Fait notable, chaque production d'envergure des "Miz" reprend toujours la même gravure de Cosette en affiche. La scénographie d'Emmanuelle Roy déclare se baser sur une gravure de Doré illustrant la Divine Comédie, représentant l'ascension de Dante. Concrètement, deux éléments mobiles viennent structurer la scène du Châtelet, également agrémentés de trois autres structures plus épisodiques, dépeignant respectivement le rade montfermeillois, la barricade, ainsi que la cour du n°7, rue de l'homme armé.

La production étant faite avec l'accord de Cameron Mackintosh Ltd, on se risquera à faire ici la comparaison entre Paris et Londres. Ainsi pour le reste, point de tournette -qui faisait pourtant tout le sel du périple de Valjean dans le prologue ou encore de l'air "Maître Thénardier" outre-Manche- mais une utilisation extensive des projections tant en avant scène qu'en fond, avec des vidéos aux airs d'aquarelles signées Cutback dans l'air du temps et remarquées d'esthétisme. Afin d'accentuer la théâtralité, la fin du prologue donne lieu à une projection du titre plutôt que d'indiquer la rupture des unités de temps et de lieux, rendant illisible la trame narrative au néophyte.

C'est peut être pour la barricade rue de la Chanvrerie que cette impossibilité de faire pivoter le décors sur lui-même se fait le plus sentir ; Gavroche devant désormais revenir hors scène pour finalement mourir dans les bras d'Enjolras. Sur cette même barricade, d'aucuns déploreront également l'absence de coups de canons lors du dernier assaut, qui pourtant jouissait d'une partition millimétrée ainsi que d'une dramaturgie remarquée.

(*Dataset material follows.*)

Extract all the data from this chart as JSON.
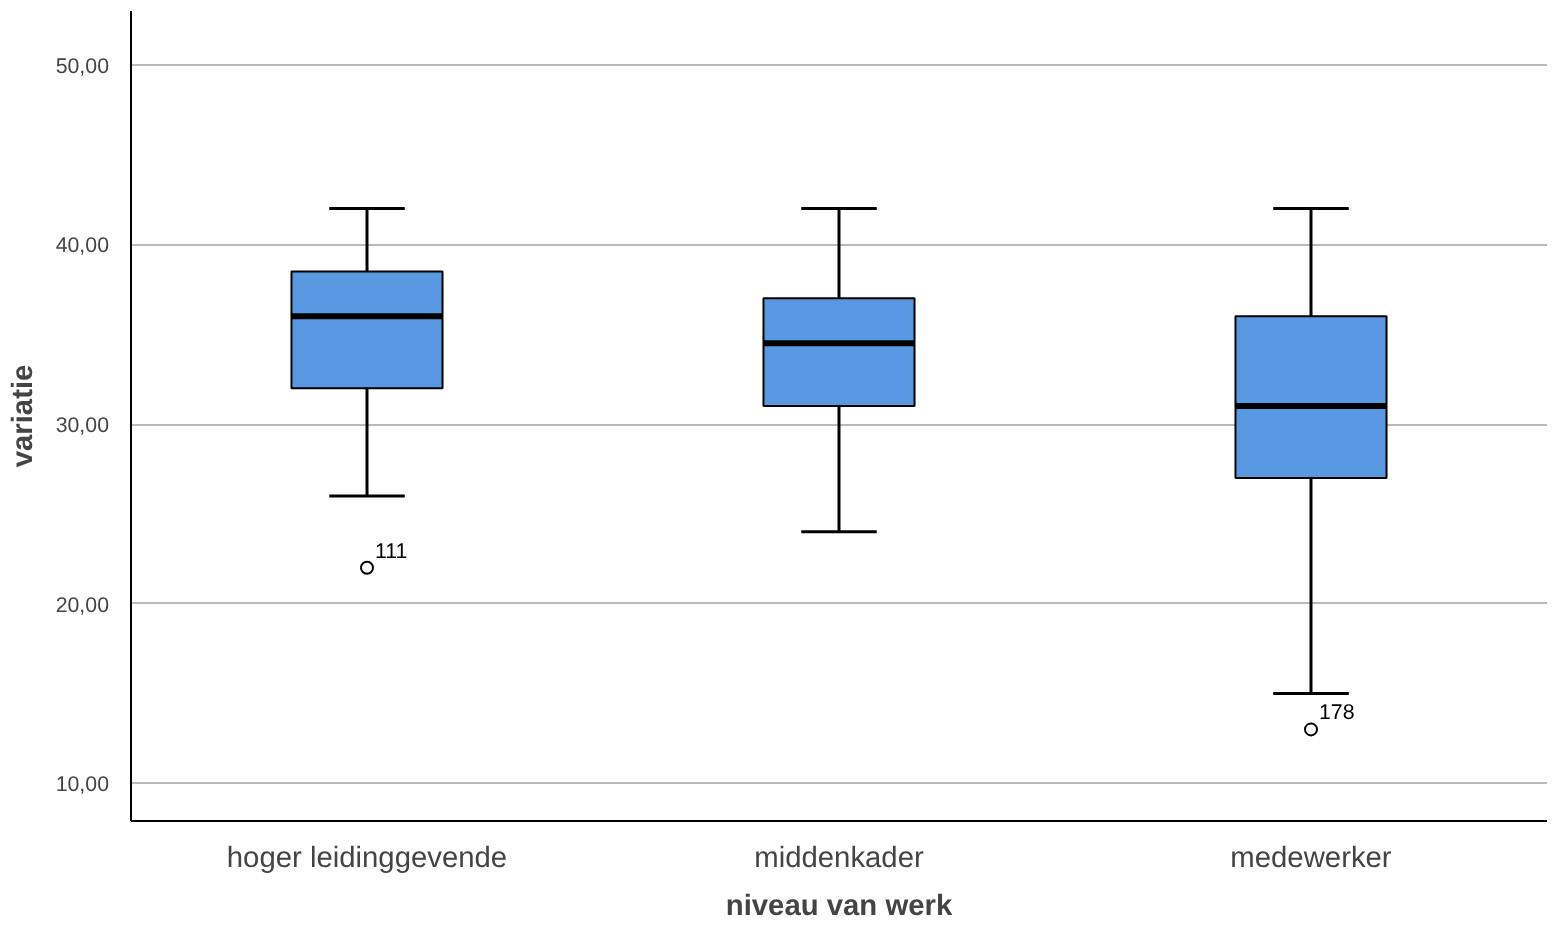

Claude-Michel Schönberg, compositeur de l'œuvre, décrivait en entretien que Victor Hugo avait su décrire l'ambiguïté des personnages de façon magistrale. Il faut bien avouer que des nuances, la production londonienne n'en avait guère, entravée par un livret simplifiant à outrance le plaidoyer d'Hugo : et atteignait des sommets de manichéisme avec les rapides coups de projecteur illuminant Fantine, Eponine, Jean Valjean et Gavroche lors de leurs décès. Point de cela dans le discret travail d'Alban Sauvé mais l'on n'échappe pas à la sensiblerie et aux bons sentiments à la truelle pour autant. En témoignent l'insertion d'une passe de Fantine des plus explicites et en silence avant l'irruption de Bamatabois durant le premier acte -quitte à faire un ajout misérabiliste, pourquoi de pas avoir plutôt rajouter le personnage de l'arracheur de dent-; ou encore une rupture du quatrième mur tombant comme un cheveux sur la soupe durant le mariage, durant lequel Alexandra Cravero, outrageusement amplifiée corrige Thénardier après que ce dernier l'ait appelée Maestro.